The only interesting consideration is that final errors done on the validation points, when convergence are reached on many tested network structures, is certainly a good evaluation of the way your model have a size for a good optimization of the bias-variance tradoff.

I am not saying there is something to do: my point is on what is implemented on OpenNMT: when PPL goes up, learning rate by design decays (but as you say you can decide to cancel decay which is then a question of good practice)

1 Like

Hello Jean,

I’ve a question concerning the validation set size in your experiment described in “Domain Control for Neural Machine Translation.”

You mention four different training configurations. The first includes six in-domain NMT
models. Each model is trained using its corresponding domain data set. The validation set is 2k lines per domain.

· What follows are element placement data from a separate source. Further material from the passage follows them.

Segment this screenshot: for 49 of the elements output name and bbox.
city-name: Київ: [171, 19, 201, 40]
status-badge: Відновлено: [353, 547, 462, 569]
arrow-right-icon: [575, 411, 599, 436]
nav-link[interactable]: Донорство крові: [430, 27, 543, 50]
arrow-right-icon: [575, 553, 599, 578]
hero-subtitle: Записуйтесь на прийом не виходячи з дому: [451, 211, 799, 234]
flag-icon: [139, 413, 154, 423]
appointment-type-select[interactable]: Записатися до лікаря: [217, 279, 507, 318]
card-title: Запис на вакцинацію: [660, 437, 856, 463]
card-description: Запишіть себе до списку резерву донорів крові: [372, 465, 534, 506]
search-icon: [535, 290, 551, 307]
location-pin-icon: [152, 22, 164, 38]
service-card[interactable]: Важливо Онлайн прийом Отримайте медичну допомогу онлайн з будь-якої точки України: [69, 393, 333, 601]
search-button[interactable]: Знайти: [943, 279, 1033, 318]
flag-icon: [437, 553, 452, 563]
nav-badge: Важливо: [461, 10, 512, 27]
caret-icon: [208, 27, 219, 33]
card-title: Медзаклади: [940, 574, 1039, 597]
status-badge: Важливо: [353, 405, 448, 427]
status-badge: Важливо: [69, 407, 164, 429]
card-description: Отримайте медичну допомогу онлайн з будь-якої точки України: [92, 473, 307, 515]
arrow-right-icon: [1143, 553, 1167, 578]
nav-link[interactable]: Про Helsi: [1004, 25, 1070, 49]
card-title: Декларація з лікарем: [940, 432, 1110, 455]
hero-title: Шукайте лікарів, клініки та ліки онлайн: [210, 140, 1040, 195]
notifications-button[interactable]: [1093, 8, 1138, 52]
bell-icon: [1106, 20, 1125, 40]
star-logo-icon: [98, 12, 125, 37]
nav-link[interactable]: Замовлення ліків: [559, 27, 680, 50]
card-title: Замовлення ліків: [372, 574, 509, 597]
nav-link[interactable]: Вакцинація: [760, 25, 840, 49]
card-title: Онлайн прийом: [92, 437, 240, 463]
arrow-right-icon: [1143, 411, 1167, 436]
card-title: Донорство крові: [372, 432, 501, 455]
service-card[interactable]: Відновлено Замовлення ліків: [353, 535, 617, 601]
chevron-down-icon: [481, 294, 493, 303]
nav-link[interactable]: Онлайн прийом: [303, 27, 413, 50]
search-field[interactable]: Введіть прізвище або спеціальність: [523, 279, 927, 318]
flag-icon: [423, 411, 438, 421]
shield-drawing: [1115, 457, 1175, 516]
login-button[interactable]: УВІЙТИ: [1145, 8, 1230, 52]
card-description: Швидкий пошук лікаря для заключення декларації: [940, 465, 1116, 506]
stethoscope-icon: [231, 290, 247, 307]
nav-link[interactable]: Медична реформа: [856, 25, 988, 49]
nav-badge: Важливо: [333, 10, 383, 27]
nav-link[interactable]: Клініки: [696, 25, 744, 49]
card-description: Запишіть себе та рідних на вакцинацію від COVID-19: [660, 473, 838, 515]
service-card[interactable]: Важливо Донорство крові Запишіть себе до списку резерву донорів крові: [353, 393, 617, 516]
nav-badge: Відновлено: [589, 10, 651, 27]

Then you describe Join network, Token network and Feature network configurations where all the training data is concatenated. Did you also concatenate all validation sets resulting in 12k tuning data? Or are the test sets you mention, “only” the sets to test a model after it’s trained? If yes, what then is the validation set size of the data used during training the joint models?

Hi @mehmedes, I will let Catherine/@ckobus answer to that!

Hi @mehmedes,

For the Join network, Token network and Feature network configurations, all the in-domain training data are concatenated but we didn’t concatenate all the corresponding validation sets; we randomly selected a part of each set (250 lines for each domain = 1500 lines for the validation set).

The different configurations are evaluated on predefined in-domain test sets.

Thank you, Catherine!

One last question concerning validation data. As far as I understand, validation data is only used to avoid overfitting?

What if i trained various models on the same training data but used different validation sets from the same domain and then used the ensemble of those models for decoding? Let’s say I build five models based on WMT. They all have the same training data, but for validation I use News2016, News2015, …2014, …2013, …2012 respectively. If I understand correctly, this wouldn’t make much difference because the training data remains the same?